Aisha, #5
I went home to visit my family in New Jersey a few weeks ago. I took a Thursday and Friday off and took the train down and had a really nice time. I got a massage and made a pie and put together some boxes of books to put on the shelves of the all! new! condo! that is in the middle of being fixed up and that we will maybe be able to move into by Thanksgiving. *snort*
And on Friday, my mother and little sister drove down to Princeton to visit my wee brother (who is 6 something and who could kick my ass) at Princeton U. (PU! HAH! William, you stink!)
So I finally got to see what one of the other Ivies looks like and my god. Hogwarts has nothing on this place. Cobblestones and arches and so many Gothic thingies you'd think the vampires would be having a field day on the quad come midnight.
We all drove off campus at wee brother's insistence (no! No more Princeton campus food! NO!) and went to dinner at the ever so classy Macaroni Grill.
Don't get me wrong. The Macaroni Grill is a very good default place to have dinner, and the food actually doesn't suck, so I'm fairly pro that. But (sorry) living in Boston has sensitized me to the relative quality of Italian food--and Macaroni Grill is pretty low on the scale.
Enough backstory! We are eating dinner at the Grill.
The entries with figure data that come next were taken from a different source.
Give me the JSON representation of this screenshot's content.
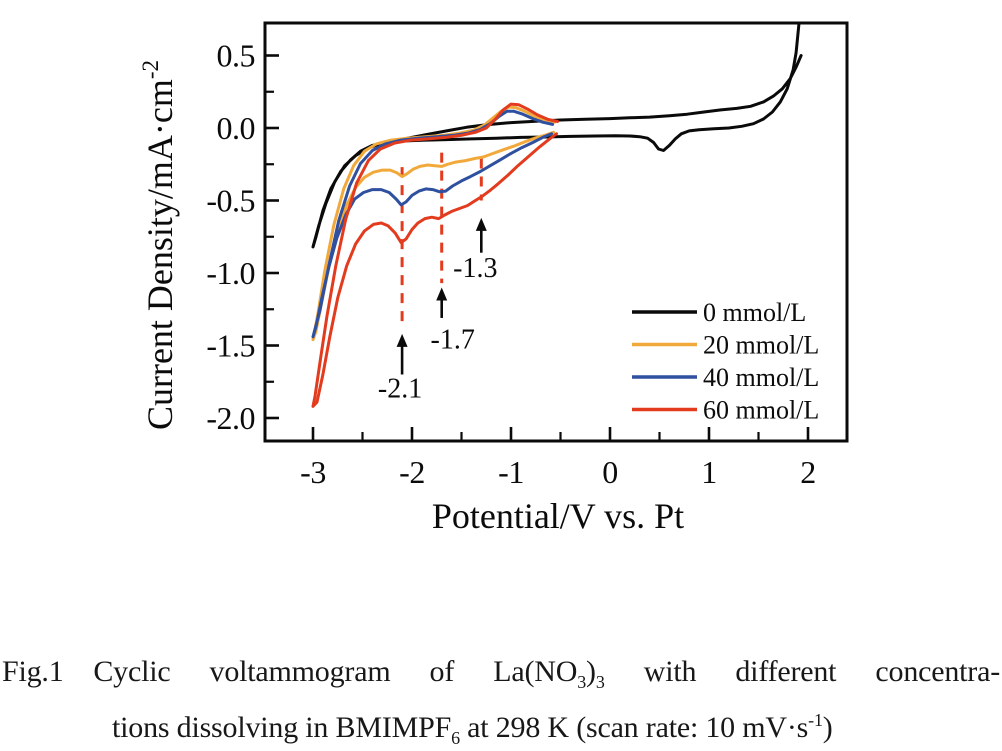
{
  "caption": {
    "line1": [
      {
        "t": "Fig.1"
      },
      {
        "t": " "
      },
      {
        "t": "Cyclic voltammogram of La(NO"
      },
      {
        "t": "3",
        "sub": true
      },
      {
        "t": ")"
      },
      {
        "t": "3",
        "sub": true
      },
      {
        "t": " with different concentra-"
      }
    ],
    "line2": [
      {
        "t": "tions dissolving in BMIMPF"
      },
      {
        "t": "6",
        "sub": true
      },
      {
        "t": " at 298 K (scan rate: 10 mV·s"
      },
      {
        "t": "-1",
        "sup": true
      },
      {
        "t": ")"
      }
    ]
  },
  "chart_data": {
    "type": "line",
    "title": "",
    "xlabel": "Potential/V vs. Pt",
    "ylabel": "Current Density/mA·cm-2",
    "ylabel_segments": [
      {
        "t": "Current Density/mA·cm"
      },
      {
        "t": "-2",
        "sup": true
      }
    ],
    "xlim": [
      -3.49,
      2.4
    ],
    "ylim": [
      -2.16,
      0.72
    ],
    "grid": false,
    "x_ticks": {
      "major": [
        {
          "v": -3,
          "label": "-3"
        },
        {
          "v": -2,
          "label": "-2"
        },
        {
          "v": -1,
          "label": "-1"
        },
        {
          "v": 0,
          "label": "0"
        },
        {
          "v": 1,
          "label": "1"
        },
        {
          "v": 2,
          "label": "2"
        }
      ],
      "minor": [
        -2.5,
        -1.5,
        -0.5,
        0.5,
        1.5
      ]
    },
    "y_ticks": {
      "major": [
        {
          "v": 0.5,
          "label": "0.5"
        },
        {
          "v": 0.0,
          "label": "0.0"
        },
        {
          "v": -0.5,
          "label": "-0.5"
        },
        {
          "v": -1.0,
          "label": "-1.0"
        },
        {
          "v": -1.5,
          "label": "-1.5"
        },
        {
          "v": -2.0,
          "label": "-2.0"
        }
      ],
      "minor": [
        0.25,
        -0.25,
        -0.75,
        -1.25,
        -1.75
      ]
    },
    "legend": {
      "position": "right-center",
      "entries": [
        "0 mmol/L",
        "20 mmol/L",
        "40 mmol/L",
        "60 mmol/L"
      ]
    },
    "annotation_color": "#e23b1e",
    "annotations": [
      {
        "label": "-2.1",
        "x": -2.1,
        "dash_from": -0.27,
        "dash_to": -1.38,
        "arrow_tail": -1.7,
        "arrow_head": -1.42,
        "label_y": -1.79,
        "label_dx": -2
      },
      {
        "label": "-1.7",
        "x": -1.7,
        "dash_from": -0.17,
        "dash_to": -1.07,
        "arrow_tail": -1.31,
        "arrow_head": -1.1,
        "label_y": -1.45,
        "label_dx": 11
      },
      {
        "label": "-1.3",
        "x": -1.3,
        "dash_from": -0.21,
        "dash_to": -0.5,
        "arrow_tail": -0.86,
        "arrow_head": -0.62,
        "label_y": -0.96,
        "label_dx": -6
      }
    ],
    "series": [
      {
        "name": "0 mmol/L",
        "color": "#0a0a0a",
        "points": [
          [
            1.93,
            0.5
          ],
          [
            1.88,
            0.42
          ],
          [
            1.82,
            0.34
          ],
          [
            1.74,
            0.27
          ],
          [
            1.65,
            0.22
          ],
          [
            1.55,
            0.18
          ],
          [
            1.42,
            0.15
          ],
          [
            1.28,
            0.135
          ],
          [
            1.12,
            0.125
          ],
          [
            0.95,
            0.11
          ],
          [
            0.78,
            0.095
          ],
          [
            0.6,
            0.085
          ],
          [
            0.4,
            0.075
          ],
          [
            0.2,
            0.07
          ],
          [
            0.0,
            0.065
          ],
          [
            -0.25,
            0.06
          ],
          [
            -0.5,
            0.055
          ],
          [
            -0.75,
            0.047
          ],
          [
            -1.0,
            0.037
          ],
          [
            -1.25,
            0.022
          ],
          [
            -1.45,
            0.005
          ],
          [
            -1.65,
            -0.02
          ],
          [
            -1.85,
            -0.045
          ],
          [
            -2.0,
            -0.065
          ],
          [
            -2.15,
            -0.085
          ],
          [
            -2.3,
            -0.105
          ],
          [
            -2.45,
            -0.14
          ],
          [
            -2.57,
            -0.19
          ],
          [
            -2.68,
            -0.26
          ],
          [
            -2.78,
            -0.37
          ],
          [
            -2.87,
            -0.52
          ],
          [
            -2.94,
            -0.67
          ],
          [
            -3.0,
            -0.82
          ],
          [
            -2.97,
            -0.75
          ],
          [
            -2.9,
            -0.57
          ],
          [
            -2.82,
            -0.42
          ],
          [
            -2.72,
            -0.3
          ],
          [
            -2.62,
            -0.22
          ],
          [
            -2.52,
            -0.16
          ],
          [
            -2.4,
            -0.12
          ],
          [
            -2.28,
            -0.1
          ],
          [
            -2.12,
            -0.09
          ],
          [
            -1.9,
            -0.085
          ],
          [
            -1.65,
            -0.08
          ],
          [
            -1.4,
            -0.075
          ],
          [
            -1.15,
            -0.07
          ],
          [
            -0.9,
            -0.065
          ],
          [
            -0.65,
            -0.062
          ],
          [
            -0.4,
            -0.058
          ],
          [
            -0.15,
            -0.055
          ],
          [
            0.05,
            -0.053
          ],
          [
            0.2,
            -0.055
          ],
          [
            0.3,
            -0.06
          ],
          [
            0.38,
            -0.07
          ],
          [
            0.44,
            -0.1
          ],
          [
            0.49,
            -0.145
          ],
          [
            0.54,
            -0.155
          ],
          [
            0.6,
            -0.12
          ],
          [
            0.66,
            -0.075
          ],
          [
            0.72,
            -0.04
          ],
          [
            0.8,
            -0.02
          ],
          [
            0.9,
            -0.012
          ],
          [
            1.05,
            -0.005
          ],
          [
            1.2,
            0.0
          ],
          [
            1.33,
            0.012
          ],
          [
            1.45,
            0.03
          ],
          [
            1.55,
            0.062
          ],
          [
            1.64,
            0.11
          ],
          [
            1.72,
            0.18
          ],
          [
            1.79,
            0.27
          ],
          [
            1.85,
            0.4
          ],
          [
            1.88,
            0.52
          ],
          [
            1.91,
            0.73
          ]
        ]
      },
      {
        "name": "20 mmol/L",
        "color": "#f2a93b",
        "points": [
          [
            -0.56,
            0.04
          ],
          [
            -0.66,
            0.055
          ],
          [
            -0.76,
            0.08
          ],
          [
            -0.86,
            0.115
          ],
          [
            -0.95,
            0.14
          ],
          [
            -1.02,
            0.145
          ],
          [
            -1.1,
            0.115
          ],
          [
            -1.18,
            0.07
          ],
          [
            -1.27,
            0.02
          ],
          [
            -1.38,
            -0.015
          ],
          [
            -1.52,
            -0.035
          ],
          [
            -1.68,
            -0.05
          ],
          [
            -1.86,
            -0.06
          ],
          [
            -2.05,
            -0.07
          ],
          [
            -2.22,
            -0.085
          ],
          [
            -2.36,
            -0.11
          ],
          [
            -2.48,
            -0.16
          ],
          [
            -2.59,
            -0.26
          ],
          [
            -2.69,
            -0.42
          ],
          [
            -2.79,
            -0.67
          ],
          [
            -2.88,
            -0.98
          ],
          [
            -2.95,
            -1.28
          ],
          [
            -3.0,
            -1.46
          ],
          [
            -2.97,
            -1.4
          ],
          [
            -2.9,
            -1.16
          ],
          [
            -2.83,
            -0.93
          ],
          [
            -2.75,
            -0.71
          ],
          [
            -2.66,
            -0.53
          ],
          [
            -2.57,
            -0.41
          ],
          [
            -2.48,
            -0.34
          ],
          [
            -2.39,
            -0.305
          ],
          [
            -2.3,
            -0.29
          ],
          [
            -2.22,
            -0.29
          ],
          [
            -2.15,
            -0.31
          ],
          [
            -2.1,
            -0.335
          ],
          [
            -2.05,
            -0.315
          ],
          [
            -1.99,
            -0.285
          ],
          [
            -1.92,
            -0.265
          ],
          [
            -1.84,
            -0.255
          ],
          [
            -1.77,
            -0.26
          ],
          [
            -1.7,
            -0.265
          ],
          [
            -1.64,
            -0.25
          ],
          [
            -1.56,
            -0.235
          ],
          [
            -1.46,
            -0.225
          ],
          [
            -1.36,
            -0.21
          ],
          [
            -1.28,
            -0.2
          ],
          [
            -1.18,
            -0.175
          ],
          [
            -1.08,
            -0.15
          ],
          [
            -0.97,
            -0.125
          ],
          [
            -0.86,
            -0.095
          ],
          [
            -0.76,
            -0.07
          ],
          [
            -0.66,
            -0.05
          ],
          [
            -0.57,
            -0.03
          ]
        ]
      },
      {
        "name": "40 mmol/L",
        "color": "#2f4f9f",
        "points": [
          [
            -0.58,
            0.025
          ],
          [
            -0.68,
            0.04
          ],
          [
            -0.78,
            0.065
          ],
          [
            -0.88,
            0.095
          ],
          [
            -0.97,
            0.115
          ],
          [
            -1.04,
            0.115
          ],
          [
            -1.12,
            0.08
          ],
          [
            -1.21,
            0.03
          ],
          [
            -1.31,
            -0.01
          ],
          [
            -1.43,
            -0.035
          ],
          [
            -1.58,
            -0.05
          ],
          [
            -1.75,
            -0.06
          ],
          [
            -1.94,
            -0.07
          ],
          [
            -2.12,
            -0.085
          ],
          [
            -2.27,
            -0.11
          ],
          [
            -2.4,
            -0.155
          ],
          [
            -2.52,
            -0.245
          ],
          [
            -2.63,
            -0.4
          ],
          [
            -2.74,
            -0.64
          ],
          [
            -2.84,
            -0.95
          ],
          [
            -2.93,
            -1.26
          ],
          [
            -3.0,
            -1.44
          ],
          [
            -2.97,
            -1.37
          ],
          [
            -2.91,
            -1.17
          ],
          [
            -2.84,
            -0.96
          ],
          [
            -2.76,
            -0.76
          ],
          [
            -2.67,
            -0.6
          ],
          [
            -2.58,
            -0.49
          ],
          [
            -2.49,
            -0.445
          ],
          [
            -2.4,
            -0.425
          ],
          [
            -2.31,
            -0.425
          ],
          [
            -2.23,
            -0.445
          ],
          [
            -2.16,
            -0.49
          ],
          [
            -2.11,
            -0.53
          ],
          [
            -2.06,
            -0.51
          ],
          [
            -2.0,
            -0.465
          ],
          [
            -1.93,
            -0.435
          ],
          [
            -1.86,
            -0.42
          ],
          [
            -1.79,
            -0.425
          ],
          [
            -1.72,
            -0.44
          ],
          [
            -1.66,
            -0.435
          ],
          [
            -1.59,
            -0.4
          ],
          [
            -1.5,
            -0.365
          ],
          [
            -1.41,
            -0.335
          ],
          [
            -1.31,
            -0.3
          ],
          [
            -1.21,
            -0.26
          ],
          [
            -1.11,
            -0.22
          ],
          [
            -1.0,
            -0.175
          ],
          [
            -0.89,
            -0.135
          ],
          [
            -0.78,
            -0.1
          ],
          [
            -0.68,
            -0.065
          ],
          [
            -0.59,
            -0.04
          ]
        ]
      },
      {
        "name": "60 mmol/L",
        "color": "#e23b1e",
        "points": [
          [
            -0.53,
            0.045
          ],
          [
            -0.63,
            0.06
          ],
          [
            -0.73,
            0.09
          ],
          [
            -0.83,
            0.13
          ],
          [
            -0.92,
            0.16
          ],
          [
            -1.0,
            0.165
          ],
          [
            -1.08,
            0.125
          ],
          [
            -1.16,
            0.06
          ],
          [
            -1.25,
            0.0
          ],
          [
            -1.36,
            -0.03
          ],
          [
            -1.5,
            -0.05
          ],
          [
            -1.66,
            -0.065
          ],
          [
            -1.84,
            -0.075
          ],
          [
            -2.02,
            -0.085
          ],
          [
            -2.18,
            -0.105
          ],
          [
            -2.32,
            -0.145
          ],
          [
            -2.44,
            -0.225
          ],
          [
            -2.56,
            -0.38
          ],
          [
            -2.67,
            -0.63
          ],
          [
            -2.77,
            -0.95
          ],
          [
            -2.86,
            -1.3
          ],
          [
            -2.93,
            -1.62
          ],
          [
            -2.98,
            -1.85
          ],
          [
            -3.0,
            -1.92
          ],
          [
            -2.96,
            -1.89
          ],
          [
            -2.9,
            -1.7
          ],
          [
            -2.83,
            -1.44
          ],
          [
            -2.75,
            -1.17
          ],
          [
            -2.66,
            -0.95
          ],
          [
            -2.57,
            -0.8
          ],
          [
            -2.48,
            -0.71
          ],
          [
            -2.39,
            -0.665
          ],
          [
            -2.31,
            -0.655
          ],
          [
            -2.24,
            -0.675
          ],
          [
            -2.17,
            -0.725
          ],
          [
            -2.11,
            -0.79
          ],
          [
            -2.06,
            -0.765
          ],
          [
            -2.0,
            -0.7
          ],
          [
            -1.94,
            -0.655
          ],
          [
            -1.87,
            -0.625
          ],
          [
            -1.8,
            -0.615
          ],
          [
            -1.73,
            -0.625
          ],
          [
            -1.67,
            -0.6
          ],
          [
            -1.6,
            -0.575
          ],
          [
            -1.52,
            -0.555
          ],
          [
            -1.44,
            -0.535
          ],
          [
            -1.36,
            -0.5
          ],
          [
            -1.3,
            -0.475
          ],
          [
            -1.22,
            -0.435
          ],
          [
            -1.13,
            -0.385
          ],
          [
            -1.03,
            -0.325
          ],
          [
            -0.93,
            -0.26
          ],
          [
            -0.82,
            -0.195
          ],
          [
            -0.71,
            -0.13
          ],
          [
            -0.61,
            -0.075
          ],
          [
            -0.54,
            -0.04
          ]
        ]
      }
    ]
  }
}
And in the middle of this, the little sis lets drop that Mr. Owens is dead.
Blink. Blink blink blink.
Mr. Owens. Good old James P. Finally kicked the bucket. Bought a worm farm. Conked out.
See, James P. had a bum ticker. Just couldn't keep pounding out the beats. And he and I had a bit of a falling out round about eighth grade, when due in no small part to his intervention in what was none of his goddamn business, I decided that the whole Catholicism thing just couldn't cut the mustard for me anymore.
James P. was my religion teacher, and so a falling out with him meant a falling out with God, the Roman Catholic Church, religion in general, and--well, pretty much everything I'd ever been taught to believe. Nobody ever said I did things by halves, and this was a pretty spectacular falling out.
And, being the perfect student, I always gave my teachers presents at Thanksgiving, Christmas, Easter, etc. Name the holiday, and chances were I was forking something over to maintain my average. Not like I needed it, but a little extra sucking up never hurt anyone. (Except for that one guy. The one Trump fired. Dude, that was awesome.)
The default gift was fudge. The night before a holiday filled the kitchen with the smell of melted chocolate and marshmallow fluff as Mom and I would make huge bricks of fudge, filling the whole kitchen table with the assembly line of fudge production. 4 kids, 2 to 7 teachers apiece, plus music teachers and gym teachers and drama teachers and French horn teachers and everybody else--we made a lot of fudge.
James P., due to the bum ticker, always got something else. A nice candle or a tie or something a tiny bit healthier than fudge.
And post-falling-out, pre-start-of-Easter-vacation for eighth grade, Mom asks me if I'm still giving presents to teachers.
"Sure. I guess so."
"And will you be making something special for Mr. Owens this year?"
An awful, wicked, evil thought enters my mind. A thought that is clearly dredged up from the blackest part of the deepest marsh in my wicked, wicked, wicked soul.
"Give him fudge."
Deep black fudge, with two sticks of butter and a whole can of marshmallow fluff. Fudge with chocolate and nuts. UltraChocolate Fudge of Doom!
I picked out the biggest two pieces to give to him.
Seven and a half years later, he dies of a heart attack.
I need to find faster ways of doing people in.
Comments
I said that? I must be losing my touch at making my sister suffer, since I managed to cause such glee in your life. But yes, your assassination attempts are rather slow acting... if you tried to kill me now, I wouldn't die until I was out of college (oh the horror!)